Add a new Table 3X, clGetKernelWFVInfoCODEPLAY parameter queries:

Kernel Info

Return Type

Description

CL_KERNEL_WFV_STATUS_CODEPLAY

cl_kernel_wfv_status_codeplay

Returns the status of whole function vectorization for kernel.

This can be one of the following:

CL_WFV_NONE_CODEPLAY. The status returned if whole function vectorization has not been performed on the specified kernel object for the specified device. This status will always be returned if the underlying program was created with clCreateProgramWithBinary.

CL_WFV_ERROR_CODEPLAY. The status returned if whole function vectorization performed on the specified kernel object for the specified device generated an error.

CL_WFV_SUCCESS_CODEPLAY. The status returned if whole function vectorization performed on the specified kernel object for the specified device was successful.

CL_KERNEL_WFV_WIDTHS_CODEPLAY

size_t[]

Returns a list of whole function vectorization widths for kernel for each work-item dimension for the specified device.

Each whole function vectorization width indicates the effective number of work items for the respective work-item dimension that will be handled for one incovation of the specified kernel.
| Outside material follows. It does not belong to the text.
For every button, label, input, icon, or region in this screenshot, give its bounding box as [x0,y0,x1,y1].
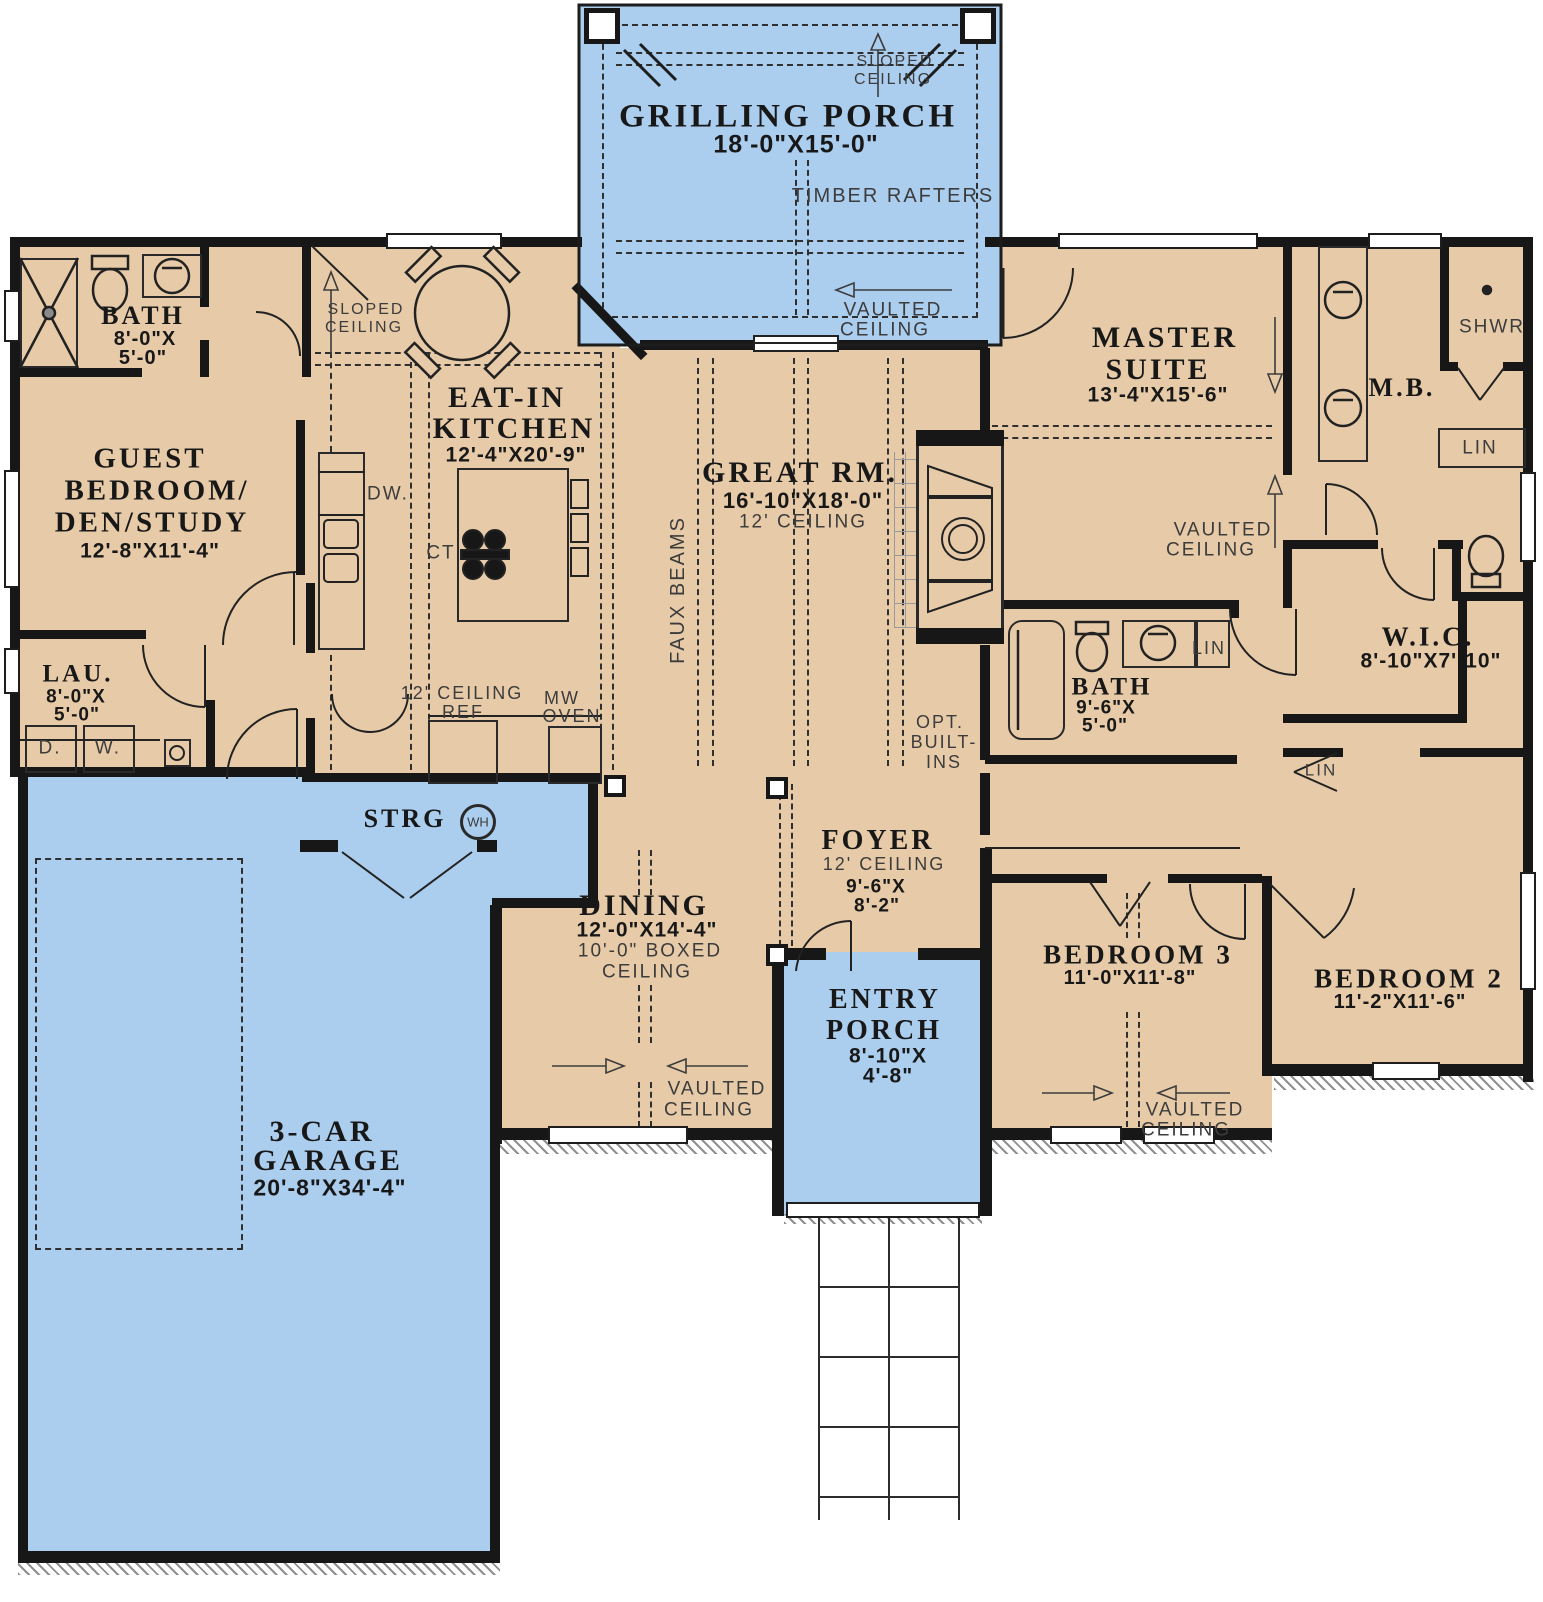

This value does not necessarily correlate to the width of the types in use by the kernel.

If whole function vectorization has not been performed on the specified kernel or an error occurred during vectorization, the integers returned from this query will be 0 and an appropriate status value will be returned for CL_KERNEL_WFV_STATUS_CODEPLAY queries.

Version History

Version

Date

Author

Changes

0.1.0

2021/06/01

Ori Sky Farrell

Initial proposal.